Lab Manager | Run Your Lab Like a Business
spinach being added to a blender to make a smoothie
iStock, nerudol

The Best Liquids to Maximize Antioxidant Content in Spinach Smoothies

Only four of the 14 examined liquid products increased the liberation of antioxidant content from spinach

by Linköping University
Register for free to listen to this article
Listen with Speechify

Different market products give very different results when it comes to liberating the antioxidant lutein from spinach in smoothies. Researchers at Linköping University, Sweden, have examined 14 common dairy and plant-based products and found that only four of these increased lutein liberation. Compared to water, some drinks had a negative effect on the lutein content in spinach smoothies.

Most people know that spinach is good for your health. One substance found in, for instance, spinach and kale is lutein. Several experimental studies have shown that lutein can suppress processes linked to inflammation, and there is now ample research indicating that chronic low-grade inflammation is an important risk factor in cardiovascular disease. 

“Lutein is a bio-active compound. We have studied lutein in a similar way to studying a pharmaceutical drug. In this study, we looked at lutein liberation from fresh spinach,” says Rosanna Chung, assistant professor in the Department of Health, Medicine, and Caring Sciences at Linköping University, who led the study published in Nutrients.

As our bodies cannot produce lutein, the researchers behind the study were interested to find out how to optimize lutein intake from foods. The research group previously showed that preparation methods where the spinach is heated break down some of the lutein, whereas mixing it into a smoothie makes more lutein available for absorption. 

The type of liquid used in the smoothie can also affect lutein content. As lutein dissolves in fat but not in water, it needs gastric juice and/or other food components to be liberated from the plant material and absorbed by our intestines. The researchers suspected that some components in our food, such as fat, carbohydrates, proteins, and fibers, can affect the amount of lutein available for absorption. The effect of products such as yogurt may also differ due to fermentation. However, products widely available on the market are rarely examined in scientific studies.

The researchers have examined the effects of various products available from food shops on the amount of lutein liberated in smoothies. Both dairy and plant-based liquids were tested.

The researchers blended spinach with the various products. They then used a method simulating human digestion in the gastrointestinal tract, by adding digestive enzymes. Finally, the amount of lutein available for the body to absorb in smoothies made with various products was compared to that in smoothies made with just water. 

“We could see that only four of the 14 examined products increased the liberation of lutein from spinach compared to water. Cow’s milk with a high fat content as well as coconut milk improved lutein liberation. Yogurt, however, which is regarded as comparable to cow’s milk and is often used in cafés and similar, did not show particularly good results,” says Rosanna Chung.
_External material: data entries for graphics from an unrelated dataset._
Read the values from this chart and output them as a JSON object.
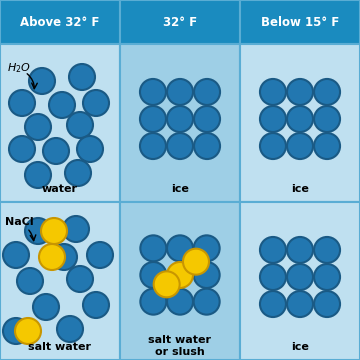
{
  "header_bg": "#1a8bbf",
  "header_text_color": "#ffffff",
  "cell_bg_col0": "#bfe0f0",
  "cell_bg_col1": "#9ecfe6",
  "cell_bg_col2": "#bfe0f0",
  "border_color": "#5aadd4",
  "blue_circle_fill": "#2277b0",
  "blue_circle_edge": "#1a5a85",
  "yellow_circle_fill": "#f5c800",
  "yellow_circle_edge": "#c89600",
  "headers": [
    "Above 32° F",
    "32° F",
    "Below 15° F"
  ],
  "label_water": "water",
  "label_ice1": "ice",
  "label_ice2": "ice",
  "label_salt_water": "salt water",
  "label_slush": "salt water\nor slush",
  "label_ice3": "ice",
  "fig_bg": "#5aadd4"
}
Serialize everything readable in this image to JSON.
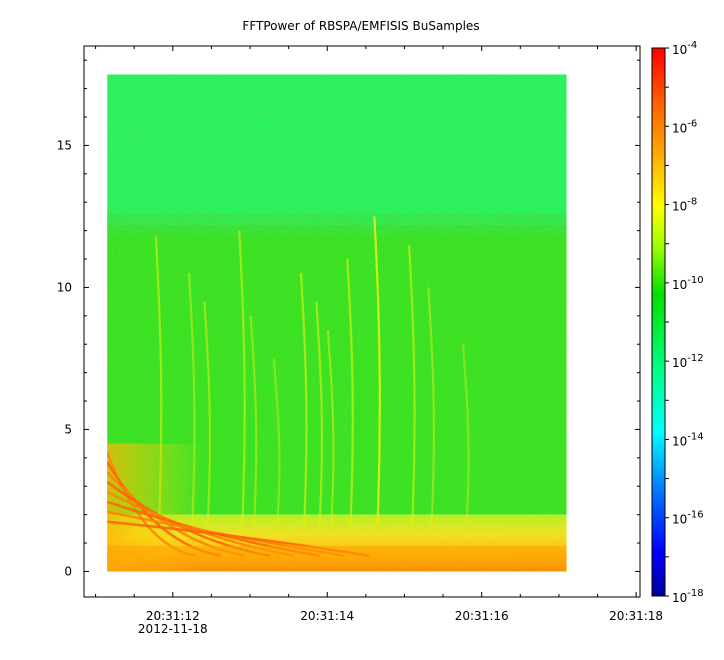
{
  "chart_data": {
    "type": "heatmap",
    "title": "FFTPower of RBSPA/EMFISIS  BuSamples",
    "xlabel": "",
    "ylabel": "",
    "x": {
      "tick_labels": [
        "20:31:12",
        "20:31:14",
        "20:31:16",
        "20:31:18"
      ],
      "tick_values": [
        12,
        14,
        16,
        18
      ],
      "date_label": "2012-11-18",
      "range": [
        10.85,
        18.05
      ],
      "data_start": 11.15,
      "data_end": 17.1
    },
    "y": {
      "tick_labels": [
        "0",
        "5",
        "10",
        "15"
      ],
      "tick_values": [
        0,
        5,
        10,
        15
      ],
      "range": [
        -0.9,
        18.5
      ],
      "data_range": [
        0,
        17.5
      ]
    },
    "colorbar": {
      "scale": "log",
      "range": [
        1e-18,
        0.0001
      ],
      "tick_labels": [
        "10-4",
        "10-6",
        "10-8",
        "10-10",
        "10-12",
        "10-14",
        "10-16",
        "10-18"
      ],
      "tick_exponents": [
        -4,
        -6,
        -8,
        -10,
        -12,
        -14,
        -16,
        -18
      ],
      "colors": [
        "#0000a0",
        "#0000ff",
        "#00a0ff",
        "#00ffff",
        "#00ff80",
        "#00e000",
        "#80ff00",
        "#ffff00",
        "#ffb000",
        "#ff6000",
        "#ff0000"
      ]
    },
    "regions": [
      {
        "freq_range": [
          12.2,
          17.5
        ],
        "level": "~1e-13",
        "color": "#20f060"
      },
      {
        "freq_range": [
          2.0,
          12.2
        ],
        "level": "~1e-11",
        "color": "#30e020"
      },
      {
        "freq_range": [
          0,
          2.0
        ],
        "level": "~1e-8",
        "color": "#f0c010"
      }
    ],
    "chorus_elements": [
      {
        "t": 11.82,
        "top_freq": 11.8,
        "strength": 0.55
      },
      {
        "t": 12.25,
        "top_freq": 10.5,
        "strength": 0.45
      },
      {
        "t": 12.45,
        "top_freq": 9.5,
        "strength": 0.5
      },
      {
        "t": 12.9,
        "top_freq": 12.0,
        "strength": 0.55
      },
      {
        "t": 13.05,
        "top_freq": 9.0,
        "strength": 0.45
      },
      {
        "t": 13.35,
        "top_freq": 7.5,
        "strength": 0.4
      },
      {
        "t": 13.7,
        "top_freq": 10.5,
        "strength": 0.6
      },
      {
        "t": 13.9,
        "top_freq": 9.5,
        "strength": 0.55
      },
      {
        "t": 14.05,
        "top_freq": 8.5,
        "strength": 0.5
      },
      {
        "t": 14.3,
        "top_freq": 11.0,
        "strength": 0.6
      },
      {
        "t": 14.65,
        "top_freq": 12.5,
        "strength": 0.85
      },
      {
        "t": 15.1,
        "top_freq": 11.5,
        "strength": 0.55
      },
      {
        "t": 15.35,
        "top_freq": 10.0,
        "strength": 0.45
      },
      {
        "t": 15.8,
        "top_freq": 8.0,
        "strength": 0.4
      }
    ],
    "grid": false,
    "legend": "colorbar-right"
  }
}
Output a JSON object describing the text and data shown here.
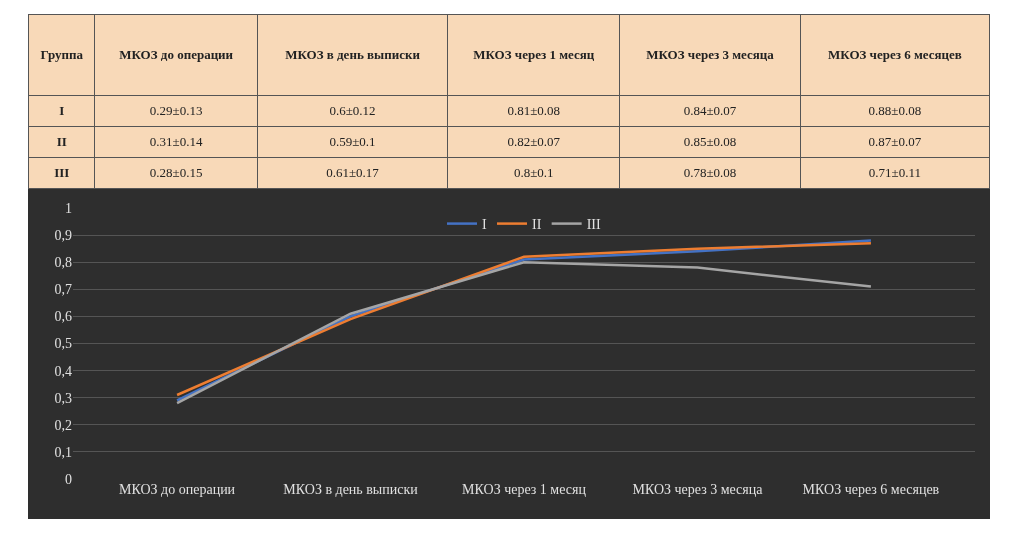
{
  "chart_data": {
    "type": "line",
    "annotations": [
      "Группа"
    ],
    "categories": [
      "МКОЗ до операции",
      "МКОЗ в день выписки",
      "МКОЗ через 1 месяц",
      "МКОЗ через 3 месяца",
      "МКОЗ через 6 месяцев"
    ],
    "series": [
      {
        "name": "I",
        "color": "#4472c4",
        "values": [
          0.29,
          0.6,
          0.81,
          0.84,
          0.88
        ],
        "value_labels": [
          "0.29±0.13",
          "0.6±0.12",
          "0.81±0.08",
          "0.84±0.07",
          "0.88±0.08"
        ]
      },
      {
        "name": "II",
        "color": "#ed7d31",
        "values": [
          0.31,
          0.59,
          0.82,
          0.85,
          0.87
        ],
        "value_labels": [
          "0.31±0.14",
          "0.59±0.1",
          "0.82±0.07",
          "0.85±0.08",
          "0.87±0.07"
        ]
      },
      {
        "name": "III",
        "color": "#a5a5a5",
        "values": [
          0.28,
          0.61,
          0.8,
          0.78,
          0.71
        ],
        "value_labels": [
          "0.28±0.15",
          "0.61±0.17",
          "0.8±0.1",
          "0.78±0.08",
          "0.71±0.11"
        ]
      }
    ],
    "ylim": [
      0,
      1
    ],
    "yticks": [
      0,
      {
        "value": 0.1,
        "label": "0,1"
      },
      {
        "value": 0.2,
        "label": "0,2"
      },
      {
        "value": 0.3,
        "label": "0,3"
      },
      {
        "value": 0.4,
        "label": "0,4"
      },
      {
        "value": 0.5,
        "label": "0,5"
      },
      {
        "value": 0.6,
        "label": "0,6"
      },
      {
        "value": 0.7,
        "label": "0,7"
      },
      {
        "value": 0.8,
        "label": "0,8"
      },
      {
        "value": 0.9,
        "label": "0,9"
      },
      1
    ],
    "grid": "y",
    "legend": "top",
    "marker": "none",
    "line_style": "solid"
  }
}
The fact that yogurt is not that good at liberating lutein may have to do with the fermentation process. It also turned out that plant-based drinks, often made from nuts, legumes, or oats, showed significantly different results.

“Plant-based liquids have become increasingly common in smoothies. We saw that soymilk was actually less effective than water when it comes to liberating lutein in spinach smoothies. In other words, soymilk had a negative effect on lutein liberation in our study,” says Jan Neelissen, doctorate student and one of the researchers behind the study. 

The other plant-based products in the study did not affect lutein liberation compared to water. As a general piece of information, smoothies should be consumed as soon as possible, because lutein breaks down quickly.

It is important to note that whereas the results from this study indicate how much lutein is available for the body to absorb, no conclusions can be drawn as to how much lutein is actually absorbed. Therefore, the researchers will be conducting a human study in which they will measure the amount of lutein absorbed from smoothies made with different products.

The study was supported by project grants from the Dr. P Håkanssons Stiftelse, the Swedish Heart-Lung Foundation, and the Swedish Research Council, and was carried out in collaboration with researchers at the Occupational and Environmental Medicine Unit of the University Hospital in Linköping.